Elías desvió su mirada al suelo, estaba al tanto de las locuras de su reina, pero presenciarlo era diferente.
—¿Guardarías mi secreto? —le preguntó enseñándole una malévola sonrisa.
—Si es lo que usted desea. —Se reverenció el capitán.
Megara caminó hacia él, y se posicionó a su lado.

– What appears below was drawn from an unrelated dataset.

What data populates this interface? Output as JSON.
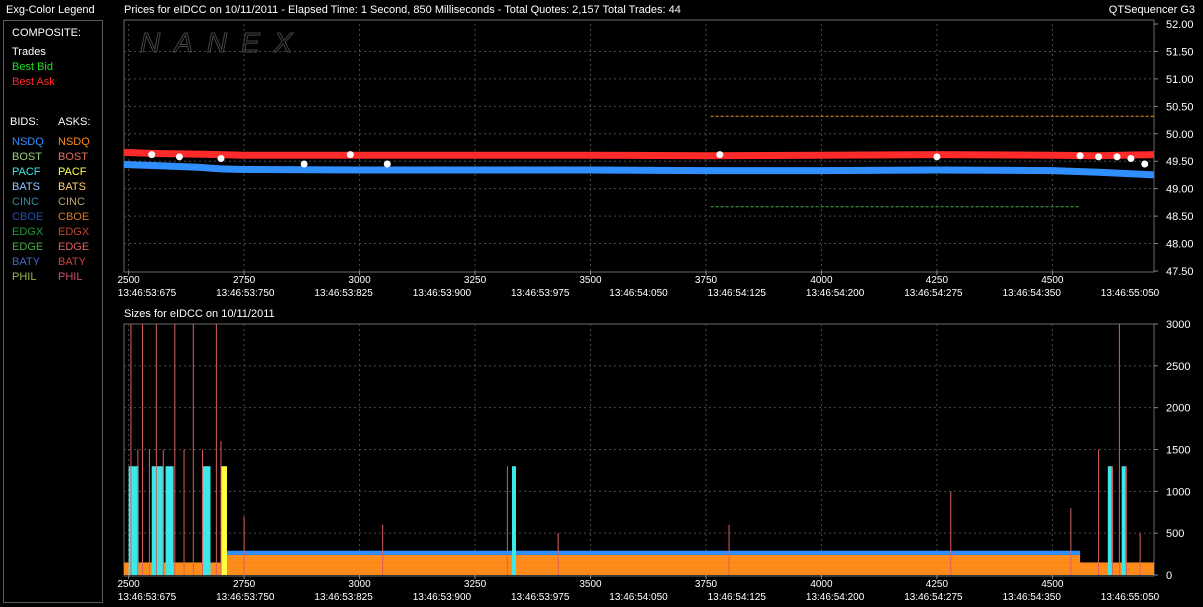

—¿Cómo surgieron los dragones? Me interesaría oír qué opinan los de tu raza. Es difícil saberlo, ustedes, los dragones plateados, son fríos como el hielo.
—Surgimos de la tierra y cuando morimos volvemos a formar parte de ella.
—Es una creencia muy arcaica —comentó Megara cruzándose de brazos, pensativa—. Prefiero seguir mi teoría, la que muchos hechiceros han intentado comprobar. Los dragones fueron creados por un poderoso hechicero. Utilizó a un humano y logró abrir una puerta.
El martirio de la prisionera finalizó, su cabeza de dragón se despegó del resto de su cuerpo y rodó a los pies de los presentes.
—El problema… es que no consigo abrir esa puerta.
Elías avistó el ojo rojo de la criatura. Lo que Megara intentaba crear, era un dragón, como según ella, hizo el primer hechicero en explorar las artes oscuras de la magia. Ninguna de las razas de dragones se cruzó con otras que no fuera de su misma especie, por esta razón, nadie sabía con exactitud si podía nacer un dragón de cualquier vientre. Su población descendía, existían pocos nacimientos y a pesar de ser criaturas longevas, el poseer inteligencia los llevó a idear sus propias culturas que castigaban la debilidad.
—Otro intento fallido —lamentó la reina—. Vamos, Elías, iremos al pueblo por un vestido.